I wrote in 1996 in a Northwest Arkansas daily newspaper, that Washington County was then housing twenty-six of the Act 309 inmates and several of them were the worst kind of hardened criminals. Two were serving time for first-degree carnal abuse, one for rape, and three for murder. The program at one time allowed more hardened criminals to participate, but now excludes those convicted of sex crimes, first degree or capital murder, and those with a history of escape attempts. Inmates eligible for the program also have to be within thirty months of their release date, which wasn’t always the case.

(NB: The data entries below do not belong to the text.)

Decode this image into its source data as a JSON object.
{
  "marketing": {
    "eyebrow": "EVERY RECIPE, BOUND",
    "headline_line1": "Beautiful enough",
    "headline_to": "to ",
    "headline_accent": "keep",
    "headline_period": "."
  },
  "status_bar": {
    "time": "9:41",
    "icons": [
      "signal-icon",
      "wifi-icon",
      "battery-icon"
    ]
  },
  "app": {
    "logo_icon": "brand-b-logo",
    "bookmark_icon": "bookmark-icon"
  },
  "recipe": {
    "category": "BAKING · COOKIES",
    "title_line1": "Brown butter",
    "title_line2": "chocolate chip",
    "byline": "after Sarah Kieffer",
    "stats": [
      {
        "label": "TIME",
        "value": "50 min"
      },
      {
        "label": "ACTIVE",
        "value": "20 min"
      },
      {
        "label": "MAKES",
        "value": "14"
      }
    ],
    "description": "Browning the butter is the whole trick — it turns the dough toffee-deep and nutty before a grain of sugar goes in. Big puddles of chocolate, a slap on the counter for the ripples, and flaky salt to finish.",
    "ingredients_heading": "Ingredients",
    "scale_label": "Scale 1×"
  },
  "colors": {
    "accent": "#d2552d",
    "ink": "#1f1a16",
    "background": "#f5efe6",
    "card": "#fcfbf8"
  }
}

I’ve taken some liberties in A Lovely County with the way the Arkansas 309 program is administered in present day. Act 936 of 1997 brought about some needed changes. No longer can Arkansas sheriffs request specific inmates to be assigned to specific jail facilities, and inmates have to be supervised at all times. The changes require inmates to have the job skills to meet the needs of the facility requesting participation in the program. The changes also require that victims and prosecuting attorneys be given ample notice of the pending transfer of an inmate from the Department of Corrections facilities to a local jail.
The Arkansas Act 309 program has been good for the most part for the Arkansas Department of Corrections and many of the inmates and counties that participate. However, problems still plague the program occasionally. Most of the controversies have centered on the misuse of inmates for personal gain by local officials. The program has been suspended in a number of county and city jails for that very reason. It’s still being used in Washington County, but the present day sheriff and his staff seem to understand its restrictions and its benefits.
One of the most flagrant abuses to the system was discovered in 2006 in the city of Lonoke. The police chief there and his wife were arrested on a number of charges regarding the use of 309 inmates for not only work around their home, but also what was described as their own sexual gratification. The chief’s wife allegedly provided some of the inmates with drugs and alcohol, and at least one with a cell phone. The mayor of Lonoke was also implicated for using 309 inmates for numerous repairs, yard work, and even hanging Christmas lights at his home.
Although the idea for this book was based on a true abuse of the Arkansas 309 program, all characters and events described in A Lovely County are fictitious.